In der Dezemberausgabe des Grazer Straßenmagazins Megaphon habe ich über Politik und Humor geschrieben:
Lachen gegen die Angst
Nichts fürchten die Mächtigen mehr als Menschen, die Spaß haben
Immer wenn die Häuptlinge des nordamerikanischen Volkes der Hopi hoch zu Ross ihre Macht demonstrierten, zäumten die Chühü’wimkya ihre Pferde von hinten auf. Die „Gegenteilmenschen“, wie diese Clowns bei den Hopi hießen, provozierten dann lärmend und obszön gestikulierend Gelächter und stahlen ihren Führern die Show. Und wenn der mächtige Schamane das Volk mit Magie und Zauberei beeindruckte, wurde er von den Gegenteilern so patschert imitiert, dass alle lachend seine Tricks durchschauten.
Finanzkrise, Klimawandel, Krieg, Umweltzerstörung, Ausbeutung, Diskriminierung, Arbeitslosigkeit, Sozialabbau: Das alles ist natürlich kein Grund zum Lachen. Oh nein: Es ist, je nach Geschmack und Tagesverfassung, zum Fürchten, zum Ausderhautfahren, zum Verzweifeln. Jo eh. Nur: Das hilft alles nichts. Schlimmer noch: Es hilft erst wieder nur den Mächtigen. Denn deren Macht gründet sich vor allem auf unserer Angst, unserem Frust und unserer Resignation.
Früher war der Hofnarr der Einzige, der den König öffentlich kritisieren konnte. „Kinder und Narren sagen die Wahrheit“, heißt es.
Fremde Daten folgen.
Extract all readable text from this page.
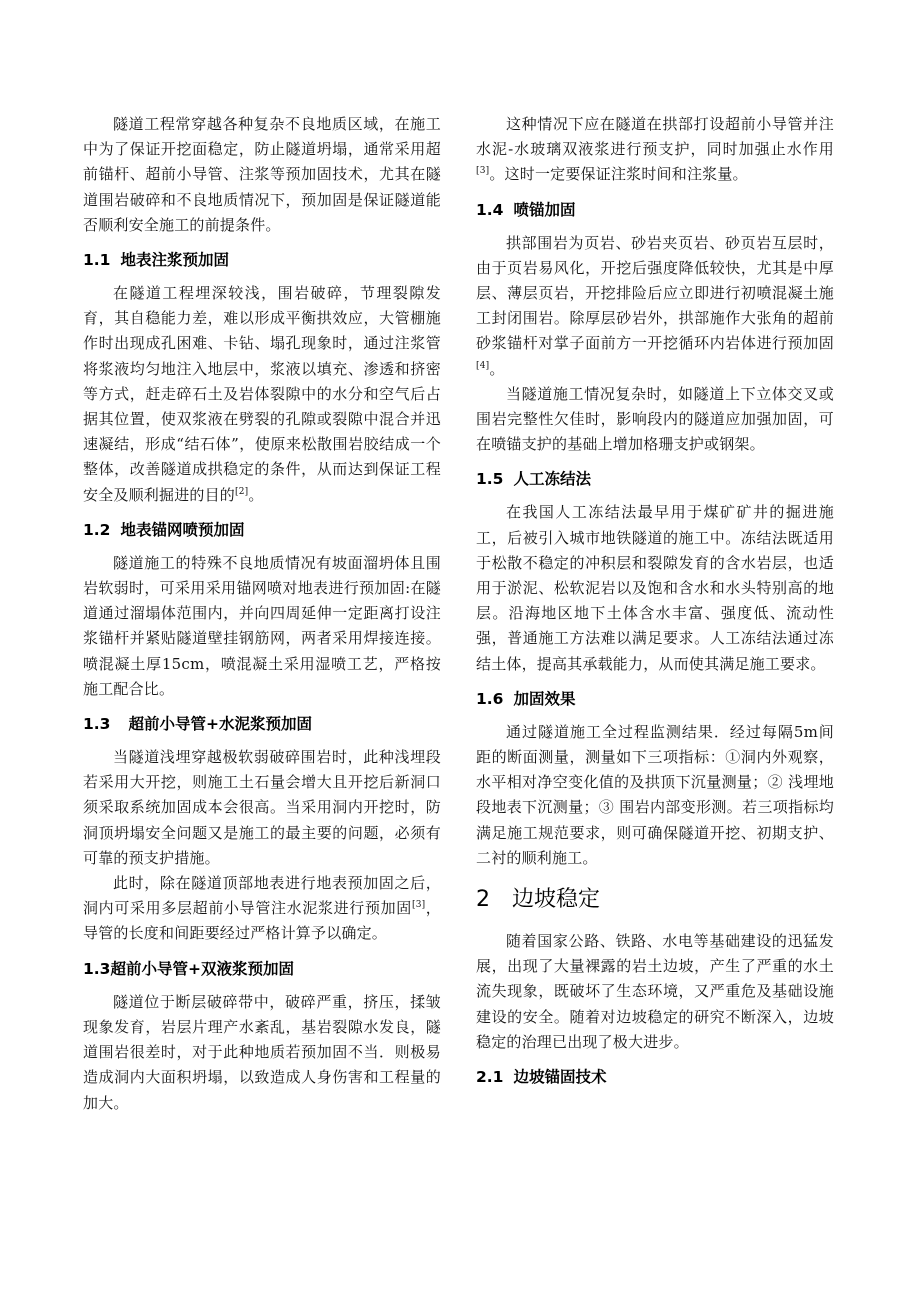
隧道工程常穿越各种复杂不良地质区域，在施工中为了保证开挖面稳定，防止隧道坍塌，通常采用超前锚杆、超前小导管、注浆等预加固技术，尤其在隧道围岩破碎和不良地质情况下，预加固是保证隧道能否顺利安全施工的前提条件。

1.1 地表注浆预加固

在隧道工程埋深较浅，围岩破碎，节理裂隙发育，其自稳能力差，难以形成平衡拱效应，大管棚施作时出现成孔困难、卡钻、塌孔现象时，通过注浆管将浆液均匀地注入地层中，浆液以填充、渗透和挤密等方式，赶走碎石土及岩体裂隙中的水分和空气后占据其位置，使双浆液在劈裂的孔隙或裂隙中混合并迅速凝结，形成“结石体”，使原来松散围岩胶结成一个整体，改善隧道成拱稳定的条件，从而达到保证工程安全及顺利掘进的目的[2]。

1.2 地表锚网喷预加固

隧道施工的特殊不良地质情况有坡面溜坍体且围岩软弱时，可采用采用锚网喷对地表进行预加固:在隧道通过溜塌体范围内，并向四周延伸一定距离打设注浆锚杆并紧贴隧道壁挂钢筋网，两者采用焊接连接。喷混凝土厚15cm，喷混凝土采用湿喷工艺，严格按施工配合比。

1.3 超前小导管+水泥浆预加固

当隧道浅埋穿越极软弱破碎围岩时，此种浅埋段若采用大开挖，则施工土石量会增大且开挖后新洞口须采取系统加固成本会很高。当采用洞内开挖时，防洞顶坍塌安全问题又是施工的最主要的问题，必须有可靠的预支护措施。

此时，除在隧道顶部地表进行地表预加固之后，洞内可采用多层超前小导管注水泥浆进行预加固[3]，导管的长度和间距要经过严格计算予以确定。

1.3超前小导管+双液浆预加固

隧道位于断层破碎带中，破碎严重，挤压，揉皱现象发育，岩层片理产水紊乱，基岩裂隙水发良，隧道围岩很差时，对于此种地质若预加固不当．则极易造成洞内大面积坍塌，以致造成人身伤害和工程量的加大。

这种情况下应在隧道在拱部打设超前小导管并注水泥-水玻璃双液浆进行预支护，同时加强止水作用[3]。这时一定要保证注浆时间和注浆量。

1.4 喷锚加固

拱部围岩为页岩、砂岩夹页岩、砂页岩互层时，由于页岩易风化，开挖后强度降低较快，尤其是中厚层、薄层页岩，开挖排险后应立即进行初喷混凝土施工封闭围岩。除厚层砂岩外，拱部施作大张角的超前砂浆锚杆对掌子面前方一开挖循环内岩体进行预加固[4]。

当隧道施工情况复杂时，如隧道上下立体交叉或围岩完整性欠佳时，影响段内的隧道应加强加固，可在喷锚支护的基础上增加格珊支护或钢架。

1.5 人工冻结法

在我国人工冻结法最早用于煤矿矿井的掘进施工，后被引入城市地铁隧道的施工中。冻结法既适用于松散不稳定的冲积层和裂隙发育的含水岩层，也适用于淤泥、松软泥岩以及饱和含水和水头特别高的地层。沿海地区地下土体含水丰富、强度低、流动性强，普通施工方法难以满足要求。人工冻结法通过冻结土体，提高其承载能力，从而使其满足施工要求。

1.6 加固效果

通过隧道施工全过程监测结果．经过每隔5m间距的断面测量，测量如下三项指标：①洞内外观察，水平相对净空变化值的及拱顶下沉量测量；② 浅埋地段地表下沉测量；③ 围岩内部变形测。若三项指标均满足施工规范要求，则可确保隧道开挖、初期支护、二衬的顺利施工。

2 边坡稳定

随着国家公路、铁路、水电等基础建设的迅猛发展，出现了大量裸露的岩土边坡，产生了严重的水土流失现象，既破坏了生态环境，又严重危及基础设施建设的安全。随着对边坡稳定的研究不断深入，边坡稳定的治理已出现了极大进步。

2.1 边坡锚固技术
In Umberto Ecos „Der Name der Rose“ versuchen die Kirchenfürsten Aristoteles’ Buch über die Komödie zu verbieten, weil sie wissen, dass die Menschen mit dem Lachen ihre Angst – und sie selbst damit ihre Macht – verlieren würden. Wäre Charlie Chaplins grandioser Film „Der große Diktator“ im Dritten Reich gezeigt worden, hätte dann nicht sogar Hitler seine mystische Aura eingebüßt, weil die Leute über sein absurdes Gehabe gelacht hätten? Wer lacht, ist gefährlich. Nicht umsonst landeten viele große Clowns – wie Chaplin, Dario Fo, Leo Bassi oder Jango Edwards – für ihre Späßchen im Gefängnis und wurden oder werden von den Mächtigen bekämpft. So wie zuletzt das Kabarettistenduo Stermann und Grissemann, dem der Kärntner Landeshauptmann verbieten lassen möchte, die Mystifizierung seines Vorgängers dorthin zu führen, wo sie hingehört: ad absurdum.
Die Chühü’wimkya, die Gegenteiler, galten bei den Hopi einst als Garantie für das soziale Gleichgewicht der Gesellschaft, als wirksamstes Mittel gegen Machtmissbrauch. Wer den Ernst der Lage erkannt hat, darf vor allem eines nicht: sich das Lachen verbieten lassen.